朱夏はそのようなこと、聞き慣れたものなので、特に気にしないで箱を探り続け、やがて一本の細い銀の鎖を取り出した。

「ねぇ、これ、この剣につけられないかな?」

鎖と剣を合わせながら言う朱夏に、アルが剣をまじまじと見つめた。

「変わった剣ですね。綺麗ですけど、おもちゃを首飾りにするのですか?」

「おもちゃじゃないわよ。ちゃんとした、短剣よ。小さいし綺麗だから、装飾品として身につけられる。
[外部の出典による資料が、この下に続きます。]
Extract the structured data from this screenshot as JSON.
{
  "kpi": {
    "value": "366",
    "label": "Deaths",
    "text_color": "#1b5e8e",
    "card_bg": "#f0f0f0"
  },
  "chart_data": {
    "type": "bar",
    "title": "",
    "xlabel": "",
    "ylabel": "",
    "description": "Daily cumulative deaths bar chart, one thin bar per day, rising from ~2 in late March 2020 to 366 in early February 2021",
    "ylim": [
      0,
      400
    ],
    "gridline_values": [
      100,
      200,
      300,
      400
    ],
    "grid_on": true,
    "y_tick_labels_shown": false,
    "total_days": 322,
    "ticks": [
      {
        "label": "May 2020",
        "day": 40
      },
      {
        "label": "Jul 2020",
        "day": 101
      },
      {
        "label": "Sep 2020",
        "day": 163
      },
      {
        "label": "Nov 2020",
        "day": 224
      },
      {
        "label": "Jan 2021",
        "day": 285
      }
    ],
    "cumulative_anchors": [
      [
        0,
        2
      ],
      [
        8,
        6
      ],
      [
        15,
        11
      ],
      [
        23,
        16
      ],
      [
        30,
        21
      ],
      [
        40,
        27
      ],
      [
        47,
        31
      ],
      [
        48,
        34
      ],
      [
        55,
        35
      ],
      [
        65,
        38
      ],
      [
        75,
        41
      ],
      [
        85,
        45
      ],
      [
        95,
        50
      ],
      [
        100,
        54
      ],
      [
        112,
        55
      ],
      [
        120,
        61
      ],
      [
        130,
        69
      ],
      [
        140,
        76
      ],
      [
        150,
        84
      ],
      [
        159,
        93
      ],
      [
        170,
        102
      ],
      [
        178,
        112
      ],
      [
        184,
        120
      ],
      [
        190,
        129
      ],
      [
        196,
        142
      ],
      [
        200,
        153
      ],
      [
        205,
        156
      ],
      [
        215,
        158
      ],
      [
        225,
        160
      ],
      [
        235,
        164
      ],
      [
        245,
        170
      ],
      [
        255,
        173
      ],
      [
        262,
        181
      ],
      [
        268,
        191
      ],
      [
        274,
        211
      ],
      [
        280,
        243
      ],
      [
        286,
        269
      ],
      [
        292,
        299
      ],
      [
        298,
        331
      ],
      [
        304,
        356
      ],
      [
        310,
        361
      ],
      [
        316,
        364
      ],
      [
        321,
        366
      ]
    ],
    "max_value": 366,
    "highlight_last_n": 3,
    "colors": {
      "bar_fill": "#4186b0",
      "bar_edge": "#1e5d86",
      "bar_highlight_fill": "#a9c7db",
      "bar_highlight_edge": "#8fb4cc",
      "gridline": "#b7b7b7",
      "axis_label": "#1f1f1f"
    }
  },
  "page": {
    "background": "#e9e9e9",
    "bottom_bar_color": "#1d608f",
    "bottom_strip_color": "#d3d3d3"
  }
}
いいと思わない?」

嬉々として説明する朱夏に、桂枝は、頭痛がするように頭を抱える。

「珍しく興味を示した装飾品が、実用一点張りの短剣とは・・・・・・」

幼い頃から朱夏を見てきた桂枝としては、一向に娘らしくならない朱夏の性格が、嘆かわしくて仕方ない。
小さいときはやんちゃであっても、それなりに年頃になれば、自然と娘らしくなるものだと思って、他の侍女が口うるさく身なりや行動を注意する中、桂枝は特に何も言わず、朱夏を見守ってきた。
まさかそのまま大きくなるとは、自分の育て方が悪かったのかと思わずにはいられない。